As the name implies, Modular RAG enhances functional modules such as incorporating a search module for similarity retrieval and applying fine-tuning in the retriever. Both Naive RAG and Advanced RAG are special cases of Modular RAG and are made up of fixed modules. Extended RAG modules include search, memory, fusion, routing, predict, and task adapter which solve different problems. These modules can be rearranged to suit specific problem contexts. Therefore, Modular RAG benefits from greater diversity and flexibility in that you can add or replace modules or adjust the flow between modules based on task requirements.

Given the increased flexibility in building RAG systems, other important optimization techniques have been proposed to optimize RAG pipelines including:

  • Hybrid search exploration: This approach leverages a combination of search techniques like keyword-based search and semantic search to retrieve relevant and context-rich information; this is useful when dealing with different query types and information needs.

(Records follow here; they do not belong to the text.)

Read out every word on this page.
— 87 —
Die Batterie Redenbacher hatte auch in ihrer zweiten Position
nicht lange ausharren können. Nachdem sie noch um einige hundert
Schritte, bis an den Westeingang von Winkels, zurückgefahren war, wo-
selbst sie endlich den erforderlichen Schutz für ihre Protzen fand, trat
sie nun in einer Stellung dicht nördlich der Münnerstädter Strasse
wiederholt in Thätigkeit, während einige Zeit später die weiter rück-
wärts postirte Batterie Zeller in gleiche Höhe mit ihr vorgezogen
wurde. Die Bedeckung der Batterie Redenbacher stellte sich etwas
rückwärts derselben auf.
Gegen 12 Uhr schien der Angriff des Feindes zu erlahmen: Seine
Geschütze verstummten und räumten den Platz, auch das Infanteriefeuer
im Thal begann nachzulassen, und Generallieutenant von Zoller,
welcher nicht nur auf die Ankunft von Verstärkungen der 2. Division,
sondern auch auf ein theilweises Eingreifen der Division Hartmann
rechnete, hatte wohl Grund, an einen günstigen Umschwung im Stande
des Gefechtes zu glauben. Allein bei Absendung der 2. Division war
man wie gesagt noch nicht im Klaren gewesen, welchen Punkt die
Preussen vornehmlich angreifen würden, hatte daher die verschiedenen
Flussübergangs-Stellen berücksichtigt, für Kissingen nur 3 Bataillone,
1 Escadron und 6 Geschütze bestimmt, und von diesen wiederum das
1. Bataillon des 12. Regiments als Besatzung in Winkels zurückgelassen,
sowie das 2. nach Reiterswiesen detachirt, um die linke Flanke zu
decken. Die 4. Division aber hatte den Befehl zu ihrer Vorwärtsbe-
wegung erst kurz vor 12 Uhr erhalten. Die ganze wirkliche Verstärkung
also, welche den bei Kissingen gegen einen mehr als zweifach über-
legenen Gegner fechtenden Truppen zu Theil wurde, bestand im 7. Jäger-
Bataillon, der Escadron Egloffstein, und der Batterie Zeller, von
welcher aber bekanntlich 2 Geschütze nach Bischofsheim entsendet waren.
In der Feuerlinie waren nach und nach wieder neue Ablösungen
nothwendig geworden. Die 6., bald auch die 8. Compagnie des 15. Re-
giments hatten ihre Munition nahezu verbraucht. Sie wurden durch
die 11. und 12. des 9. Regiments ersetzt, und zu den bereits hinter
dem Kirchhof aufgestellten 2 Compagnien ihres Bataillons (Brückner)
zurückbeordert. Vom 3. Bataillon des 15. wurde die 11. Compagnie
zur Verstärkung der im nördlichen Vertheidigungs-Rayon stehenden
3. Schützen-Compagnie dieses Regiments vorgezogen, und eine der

  • Recursive retrieval and query engine: Involves a recursive retrieval process that might start with small semantic chunks and subsequently retrieve larger chunks that enrich the context; this is useful to balance efficiency and context-rich information.
  • StepBack-prompt: A prompting technique that enables LLMs to perform abstraction that produces concepts and principles that guide reasoning; this leads to better-grounded responses when adopted to a RAG framework because the LLM moves away from specific instances and is allowed to reason more broadly if needed.
  • Sub-queries: There are different query strategies such as tree queries or sequential querying of chunks that can be used for different scenarios. LlamaIndex offers a sub question query engine that allows a query to be broken down into several questions that use different relevant data sources.
  • Hypothetical document embeddings: HyDE generates a hypothetical answer to a query, embeds it, and uses it to retrieve documents similar to the hypothetical answer as opposed to using the query directly.